FIG. 30 illustrates an example method 3000 performed by a STA in a wireless communication system according to embodiments of the present disclosure. The method 3000 of FIG. 30 can be performed by any of the STAs 111-114 of FIG. 1, such as the STA 111 of FIG. 3. The method 3000 is for illustration only and other embodiments can be used without departing from the scope of the present disclosure.

As illustrated in FIG. 30, the method 3000 begins at step 3002, where the STA initiates a roaming procedure for roaming from a first AP to a second AP, wherein during the roaming procedure, data of the STA is received by the first AP and a DS remapping procedure is initiated. At step 3004, the STA initiates an SN advancement procedure associated with TID information of the data of the STA, the SN advancement procedure for incrementing a value of a SN. At step 3006, the STA obtains a value of a first SN at the second AP, where the value of the first SN at the second AP is based on a latest SN of a plurality of SNs at the first AP when the roaming procedure is initiated.

In some embodiments, the value of the first SN at the second AP is based on a value of a size of an SN buffer added to the value of the latest SN of the plurality of SNs.

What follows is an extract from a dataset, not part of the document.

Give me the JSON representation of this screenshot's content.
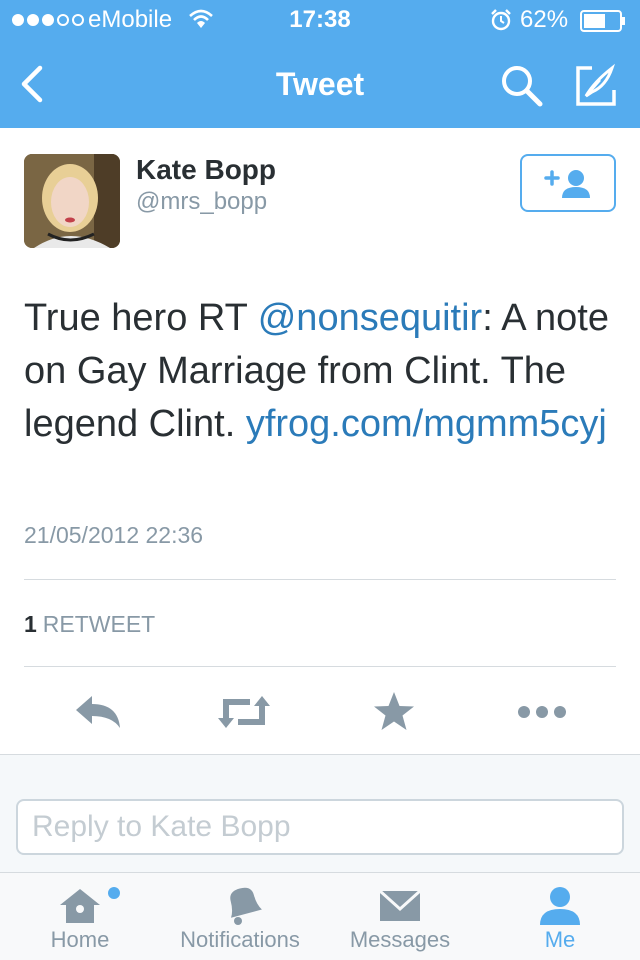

In some embodiments, the value of the first SN at the second AP is based on a value of a fixed offset from the latest SN of the plurality of SNs added to the value of the latest SN of the plurality of SNs.

In some embodiments, the value of the first SN at the second AP is based on a duration of time from the latest SN of the plurality of SNs during which the value of the latest SN of the plurality of SNs is incremented.

In some embodiments, the value of the first SN at the second AP is based only on the value of the latest SN of the plurality of SNs.

In some embodiments, the value of the first SN at the second AP is based on a value of a SN at a time of initiation of the DS remapping.

In some embodiments, the SN advancement procedure is the same for all TIDs.

The flowcharts herein illustrate example methods or processes that can be implemented in accordance with the principles of the present disclosure and various changes could be made to the methods or processes illustrated in the flowcharts. For example, while shown as a series of steps, various steps could overlap, occur in parallel, occur in a different order, or occur multiple times. In another example, steps may be omitted or replaced by other steps.

Although the present disclosure has been described with an exemplary embodiment, various changes and modifications may be suggested to one skilled in the art. It is intended that the present disclosure encompass such changes and modifications as fall within the scope of the appended claims. None of the description in this application should be read as implying that any particular element, step, or function is an essential element that must be included in the claims scope. The scope of patented subject matter is defined by the claims.